Various Hollywood films set in famous time periods of history have often been criticised for their lack of historically accurate racial diversity. Last year for example, Ridley Scott came under fire when his Ten Commandments epic “Exodus: Gods and Kings” utilised an essentially white cast like Joel Edgerton, Sigourney Weaver and Aaron Paul in the key roles of Egyptian royalty.

Now another ancient Egypt-set epic, Alex Proyas’ fantastical tale “Gods of Egypt,” has also generated controversy for its predominantly white cast. The difference this time? Proyas himself has issued a statement apologizing for the lack of racial diversity in the cast. He tells Forbes:

“The process of casting a movie has many complicated variables, but it is clear that our casting choices should have been more diverse. I sincerely apologize to those who are offended by the decisions we made.”

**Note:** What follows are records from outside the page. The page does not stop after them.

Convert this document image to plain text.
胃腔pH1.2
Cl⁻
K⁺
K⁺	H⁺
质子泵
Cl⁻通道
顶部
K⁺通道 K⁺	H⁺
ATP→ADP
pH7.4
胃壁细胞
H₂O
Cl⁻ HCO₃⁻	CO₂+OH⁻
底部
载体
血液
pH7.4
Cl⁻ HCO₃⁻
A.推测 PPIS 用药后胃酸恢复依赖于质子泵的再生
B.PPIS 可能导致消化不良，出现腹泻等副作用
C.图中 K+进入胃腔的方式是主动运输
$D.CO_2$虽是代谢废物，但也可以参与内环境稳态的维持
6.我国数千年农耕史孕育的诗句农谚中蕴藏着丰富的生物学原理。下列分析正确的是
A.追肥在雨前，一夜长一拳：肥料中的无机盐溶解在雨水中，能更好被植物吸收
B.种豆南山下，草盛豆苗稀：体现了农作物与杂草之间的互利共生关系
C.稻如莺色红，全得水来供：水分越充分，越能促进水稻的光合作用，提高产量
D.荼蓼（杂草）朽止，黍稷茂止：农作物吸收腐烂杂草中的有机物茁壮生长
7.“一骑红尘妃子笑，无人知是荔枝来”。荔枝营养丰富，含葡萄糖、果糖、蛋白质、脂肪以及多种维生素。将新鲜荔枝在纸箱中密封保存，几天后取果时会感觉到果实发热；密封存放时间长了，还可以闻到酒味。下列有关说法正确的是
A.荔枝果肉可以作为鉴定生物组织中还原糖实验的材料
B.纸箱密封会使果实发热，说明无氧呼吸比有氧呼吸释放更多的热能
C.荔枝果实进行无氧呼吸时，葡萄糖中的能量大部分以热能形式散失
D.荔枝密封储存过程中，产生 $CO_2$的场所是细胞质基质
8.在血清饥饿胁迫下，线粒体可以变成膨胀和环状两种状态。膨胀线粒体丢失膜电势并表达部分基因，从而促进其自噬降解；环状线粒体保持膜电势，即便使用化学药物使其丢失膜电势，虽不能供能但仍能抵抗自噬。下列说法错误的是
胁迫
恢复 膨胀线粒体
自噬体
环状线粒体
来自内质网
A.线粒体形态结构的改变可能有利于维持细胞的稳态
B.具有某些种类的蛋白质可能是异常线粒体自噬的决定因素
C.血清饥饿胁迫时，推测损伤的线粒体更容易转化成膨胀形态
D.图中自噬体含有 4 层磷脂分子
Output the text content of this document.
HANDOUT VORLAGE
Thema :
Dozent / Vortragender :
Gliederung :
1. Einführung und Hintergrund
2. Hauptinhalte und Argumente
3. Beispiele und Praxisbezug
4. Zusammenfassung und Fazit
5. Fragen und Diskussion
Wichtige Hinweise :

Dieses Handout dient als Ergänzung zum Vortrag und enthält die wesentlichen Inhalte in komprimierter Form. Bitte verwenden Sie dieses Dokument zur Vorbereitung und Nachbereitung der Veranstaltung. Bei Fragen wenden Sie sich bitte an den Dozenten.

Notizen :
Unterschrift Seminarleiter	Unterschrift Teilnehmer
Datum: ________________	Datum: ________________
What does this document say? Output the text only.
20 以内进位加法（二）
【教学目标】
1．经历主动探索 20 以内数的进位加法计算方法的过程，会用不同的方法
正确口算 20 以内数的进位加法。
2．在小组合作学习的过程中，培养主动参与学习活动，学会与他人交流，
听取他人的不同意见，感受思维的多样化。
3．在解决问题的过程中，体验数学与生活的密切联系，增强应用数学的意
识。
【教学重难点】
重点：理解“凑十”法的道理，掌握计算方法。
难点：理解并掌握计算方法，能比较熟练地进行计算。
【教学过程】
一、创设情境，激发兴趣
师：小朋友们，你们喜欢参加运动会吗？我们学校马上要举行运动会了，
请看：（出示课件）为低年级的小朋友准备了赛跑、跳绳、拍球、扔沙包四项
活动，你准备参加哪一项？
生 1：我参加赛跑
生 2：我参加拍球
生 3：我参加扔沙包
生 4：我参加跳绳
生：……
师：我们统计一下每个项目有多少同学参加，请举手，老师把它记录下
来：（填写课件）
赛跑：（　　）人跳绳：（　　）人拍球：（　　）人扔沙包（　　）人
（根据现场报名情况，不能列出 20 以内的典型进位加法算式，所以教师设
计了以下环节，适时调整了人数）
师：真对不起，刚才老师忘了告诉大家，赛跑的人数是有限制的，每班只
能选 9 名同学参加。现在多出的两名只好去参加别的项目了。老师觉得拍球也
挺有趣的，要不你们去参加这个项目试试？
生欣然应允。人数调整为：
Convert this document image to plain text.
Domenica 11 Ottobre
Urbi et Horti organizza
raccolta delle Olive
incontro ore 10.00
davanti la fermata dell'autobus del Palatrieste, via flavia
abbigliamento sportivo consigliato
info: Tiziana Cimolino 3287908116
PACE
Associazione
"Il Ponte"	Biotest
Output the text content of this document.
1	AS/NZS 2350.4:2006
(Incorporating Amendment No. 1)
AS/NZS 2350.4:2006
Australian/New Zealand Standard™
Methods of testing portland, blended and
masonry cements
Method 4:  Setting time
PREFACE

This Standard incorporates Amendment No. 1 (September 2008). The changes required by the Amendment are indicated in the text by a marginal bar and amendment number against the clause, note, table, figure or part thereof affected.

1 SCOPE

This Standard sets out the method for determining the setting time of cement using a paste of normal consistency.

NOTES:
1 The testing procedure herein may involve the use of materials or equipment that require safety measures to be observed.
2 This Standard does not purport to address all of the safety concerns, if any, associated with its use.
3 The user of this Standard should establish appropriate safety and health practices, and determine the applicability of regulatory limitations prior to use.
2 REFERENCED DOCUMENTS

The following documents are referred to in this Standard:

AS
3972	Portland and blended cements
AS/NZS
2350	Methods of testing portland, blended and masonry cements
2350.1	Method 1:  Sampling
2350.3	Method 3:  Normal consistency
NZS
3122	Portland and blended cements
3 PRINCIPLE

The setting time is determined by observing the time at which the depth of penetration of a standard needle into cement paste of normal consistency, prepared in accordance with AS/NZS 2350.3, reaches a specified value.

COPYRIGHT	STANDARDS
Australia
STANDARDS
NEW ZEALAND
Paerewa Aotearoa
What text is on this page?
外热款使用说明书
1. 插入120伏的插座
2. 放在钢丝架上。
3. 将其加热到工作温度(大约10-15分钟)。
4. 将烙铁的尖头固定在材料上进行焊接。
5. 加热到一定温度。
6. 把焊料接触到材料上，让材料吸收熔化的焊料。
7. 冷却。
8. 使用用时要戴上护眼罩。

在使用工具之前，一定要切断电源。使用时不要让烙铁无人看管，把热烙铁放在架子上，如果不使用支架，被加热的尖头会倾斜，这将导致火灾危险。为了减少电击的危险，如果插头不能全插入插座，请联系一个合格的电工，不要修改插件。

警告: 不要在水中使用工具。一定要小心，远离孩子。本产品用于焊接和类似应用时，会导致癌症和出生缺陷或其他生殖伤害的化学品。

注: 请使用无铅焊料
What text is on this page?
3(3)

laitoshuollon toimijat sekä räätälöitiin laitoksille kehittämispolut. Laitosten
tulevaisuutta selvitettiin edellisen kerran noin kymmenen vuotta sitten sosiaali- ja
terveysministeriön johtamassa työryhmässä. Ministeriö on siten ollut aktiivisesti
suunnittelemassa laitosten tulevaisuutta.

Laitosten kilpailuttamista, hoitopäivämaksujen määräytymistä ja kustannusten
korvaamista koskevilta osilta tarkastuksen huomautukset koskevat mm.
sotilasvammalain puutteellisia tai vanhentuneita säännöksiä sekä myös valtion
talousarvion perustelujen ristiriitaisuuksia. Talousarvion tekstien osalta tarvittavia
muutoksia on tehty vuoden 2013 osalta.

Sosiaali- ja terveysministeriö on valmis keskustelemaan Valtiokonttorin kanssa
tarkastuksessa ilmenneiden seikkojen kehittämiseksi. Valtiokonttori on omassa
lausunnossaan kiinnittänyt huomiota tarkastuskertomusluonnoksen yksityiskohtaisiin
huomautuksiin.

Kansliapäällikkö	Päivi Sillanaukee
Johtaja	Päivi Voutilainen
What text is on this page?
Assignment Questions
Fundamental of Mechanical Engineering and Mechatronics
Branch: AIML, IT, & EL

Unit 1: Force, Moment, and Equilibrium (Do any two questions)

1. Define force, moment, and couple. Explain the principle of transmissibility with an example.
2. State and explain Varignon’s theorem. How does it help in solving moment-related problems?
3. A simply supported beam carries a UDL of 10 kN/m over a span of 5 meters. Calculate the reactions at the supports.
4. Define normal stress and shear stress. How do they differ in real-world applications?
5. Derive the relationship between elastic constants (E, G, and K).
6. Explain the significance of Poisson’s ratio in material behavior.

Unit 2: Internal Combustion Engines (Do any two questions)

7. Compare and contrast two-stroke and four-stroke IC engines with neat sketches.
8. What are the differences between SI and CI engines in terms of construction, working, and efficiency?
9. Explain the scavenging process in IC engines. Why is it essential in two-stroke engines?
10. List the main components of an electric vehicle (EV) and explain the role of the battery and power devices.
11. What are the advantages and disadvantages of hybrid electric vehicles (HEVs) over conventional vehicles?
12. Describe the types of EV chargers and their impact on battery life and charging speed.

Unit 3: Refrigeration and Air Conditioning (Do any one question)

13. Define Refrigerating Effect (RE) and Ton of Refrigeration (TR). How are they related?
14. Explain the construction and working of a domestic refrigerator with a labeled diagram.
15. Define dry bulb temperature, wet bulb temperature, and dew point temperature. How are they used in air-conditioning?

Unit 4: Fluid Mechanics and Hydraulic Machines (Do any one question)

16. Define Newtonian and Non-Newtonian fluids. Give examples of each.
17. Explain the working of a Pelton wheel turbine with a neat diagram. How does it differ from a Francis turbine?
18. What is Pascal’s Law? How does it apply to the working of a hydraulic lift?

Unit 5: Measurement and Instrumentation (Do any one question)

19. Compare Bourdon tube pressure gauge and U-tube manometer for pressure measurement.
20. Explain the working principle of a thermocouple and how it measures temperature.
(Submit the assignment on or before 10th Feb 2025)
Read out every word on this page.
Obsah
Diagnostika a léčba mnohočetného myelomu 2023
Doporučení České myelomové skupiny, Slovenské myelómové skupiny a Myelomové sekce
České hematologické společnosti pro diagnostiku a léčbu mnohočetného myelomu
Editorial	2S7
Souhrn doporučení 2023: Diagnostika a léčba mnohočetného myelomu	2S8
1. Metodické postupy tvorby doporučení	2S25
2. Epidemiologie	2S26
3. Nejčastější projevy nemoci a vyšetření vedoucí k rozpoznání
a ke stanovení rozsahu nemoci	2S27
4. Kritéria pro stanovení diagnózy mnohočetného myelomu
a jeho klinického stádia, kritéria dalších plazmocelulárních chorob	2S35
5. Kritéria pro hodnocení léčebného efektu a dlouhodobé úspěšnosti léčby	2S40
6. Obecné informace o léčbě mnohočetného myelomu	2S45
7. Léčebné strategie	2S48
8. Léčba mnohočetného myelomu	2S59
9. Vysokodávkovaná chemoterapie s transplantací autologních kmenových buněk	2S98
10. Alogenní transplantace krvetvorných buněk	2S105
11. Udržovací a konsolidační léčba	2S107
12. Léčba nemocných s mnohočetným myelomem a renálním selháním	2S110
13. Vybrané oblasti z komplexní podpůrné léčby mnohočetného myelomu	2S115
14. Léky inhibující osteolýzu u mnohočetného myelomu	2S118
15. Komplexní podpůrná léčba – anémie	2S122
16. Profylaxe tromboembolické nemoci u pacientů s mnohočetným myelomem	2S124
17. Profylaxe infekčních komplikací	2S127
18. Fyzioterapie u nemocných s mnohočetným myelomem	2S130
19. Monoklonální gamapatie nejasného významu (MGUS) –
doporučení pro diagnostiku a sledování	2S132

Lionsgate also acknowledged the need for more inclusive casting in a statement to Variety:

“We recognize that it is our responsibility to help ensure that casting decisions reflect the diversity and culture of the time periods portrayed. In this instance we failed to live up to our own standards of sensitivity and diversity, for which we sincerely apologize. Lionsgate is deeply committed to making films that reflect the diversity of our audiences. We have, can and will continue to do better…”

As it was shot in Sydney, “Gods and Egypt” features a primarily Australian cast in the smaller and extra roles whilst the main cast is a mix of local (Brenton Thwaites, Geoffrey Rush, Courtney Eaton) and international talent (Gerard Butler, Nikolaj Coster-Waldau, Elodie Yung, Chadwick Boseman).

“Gods of Egypt” hits cinemas on February 26th.